America's ability to be selfless is being put to the test right now. And so many of us are failing. Trying to squeeze in one last dinner, one last movie. Saying it's "too hard" for us to not see our therapists in person, to go to our yoga classes, to take the financial cut of no work for a few weeks (no, you won't get evicted). We don't get an immediate reward from staying home. We don't get an applause or the immediate gratification of knowing what we did made an immediate difference. 

And it is hard. I want to validate that. No one is arguing that any part of this is easy. 

But isn't an overwhelmed medical center with people dying harder? Isn't your grandparents needing medical treatment, but not getting it because there isn't enough room at the hospital harder? That's the reality that we face if we continue to go out amidst the CDC's recommendations of social distancing. 

The actions we take now will directly impact the outcome of this virus in 2 weeks. There is no rewind button to erase our actions if this thing blows up in our faces. Just funerals and bodies and regrets for not acting quick enough, for not being cautious enough. 

So, I guess that's where I leave this. Continually begging Americans to stay the fuck home. If there's ever a time for me to use the "f word" on my blog, here it is! The official first "f word". 

Your paycheck can wait. Your party can wait. Your life, as you know it, can wait. Is your to-do list, your wants, your priorities really more important than someone's life? I mean, is honestly anything more important than someone's life??

Pretend like you are having to choose between your bank account or your grandparent's life; because you are.

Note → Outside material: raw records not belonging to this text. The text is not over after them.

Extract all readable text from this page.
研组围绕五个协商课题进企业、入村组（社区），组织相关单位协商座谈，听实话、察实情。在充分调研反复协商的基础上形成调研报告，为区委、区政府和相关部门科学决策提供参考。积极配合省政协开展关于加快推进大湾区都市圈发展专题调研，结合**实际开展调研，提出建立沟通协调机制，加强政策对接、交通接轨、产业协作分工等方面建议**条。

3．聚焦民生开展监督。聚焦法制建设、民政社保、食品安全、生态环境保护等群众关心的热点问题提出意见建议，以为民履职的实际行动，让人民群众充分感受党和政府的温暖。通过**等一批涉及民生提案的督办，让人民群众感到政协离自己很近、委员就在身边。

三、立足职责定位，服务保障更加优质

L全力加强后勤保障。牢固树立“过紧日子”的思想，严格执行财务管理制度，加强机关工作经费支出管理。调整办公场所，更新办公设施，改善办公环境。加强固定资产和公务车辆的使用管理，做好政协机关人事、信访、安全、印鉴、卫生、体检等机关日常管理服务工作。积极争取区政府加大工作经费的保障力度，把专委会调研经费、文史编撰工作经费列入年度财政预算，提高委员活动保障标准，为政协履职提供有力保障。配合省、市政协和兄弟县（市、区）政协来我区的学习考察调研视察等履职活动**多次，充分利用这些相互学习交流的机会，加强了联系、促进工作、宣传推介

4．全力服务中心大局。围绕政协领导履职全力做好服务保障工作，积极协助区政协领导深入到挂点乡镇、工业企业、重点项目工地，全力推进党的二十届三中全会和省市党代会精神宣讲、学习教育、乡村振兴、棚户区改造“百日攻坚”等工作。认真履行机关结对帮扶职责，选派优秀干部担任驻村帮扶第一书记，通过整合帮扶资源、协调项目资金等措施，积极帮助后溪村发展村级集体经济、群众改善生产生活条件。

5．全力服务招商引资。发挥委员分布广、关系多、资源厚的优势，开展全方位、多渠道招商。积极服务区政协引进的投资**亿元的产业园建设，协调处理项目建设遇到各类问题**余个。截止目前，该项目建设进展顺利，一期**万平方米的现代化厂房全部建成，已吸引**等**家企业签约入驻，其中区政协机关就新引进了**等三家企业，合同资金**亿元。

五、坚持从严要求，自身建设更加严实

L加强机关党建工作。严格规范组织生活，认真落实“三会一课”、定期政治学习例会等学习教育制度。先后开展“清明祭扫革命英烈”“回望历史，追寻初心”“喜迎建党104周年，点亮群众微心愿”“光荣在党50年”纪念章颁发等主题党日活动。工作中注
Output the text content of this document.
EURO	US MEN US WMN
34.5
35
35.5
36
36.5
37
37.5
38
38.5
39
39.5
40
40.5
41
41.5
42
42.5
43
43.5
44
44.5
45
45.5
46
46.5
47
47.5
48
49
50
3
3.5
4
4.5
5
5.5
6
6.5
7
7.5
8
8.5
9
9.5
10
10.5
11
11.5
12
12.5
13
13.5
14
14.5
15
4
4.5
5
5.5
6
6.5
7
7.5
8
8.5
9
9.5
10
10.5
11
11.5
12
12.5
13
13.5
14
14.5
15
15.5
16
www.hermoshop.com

The only thing harder than having to lose a paycheck or two is burying your loved ones for a virus you could have helped prevent, but chose not to. 

And I do hope this stings because America needs the wake up call. We need people scared, because fear takes actions that calm doesn't. And we need the anxiety right now.

XOXO,
E

P.S. This is harsh, but we are literally in a pandemic.

P.P.S. Don't hoard food or supplies.

P.P.P.S. Ok you can still go outside to hike or walk (to my understanding), just maintain 6 feet from  other people.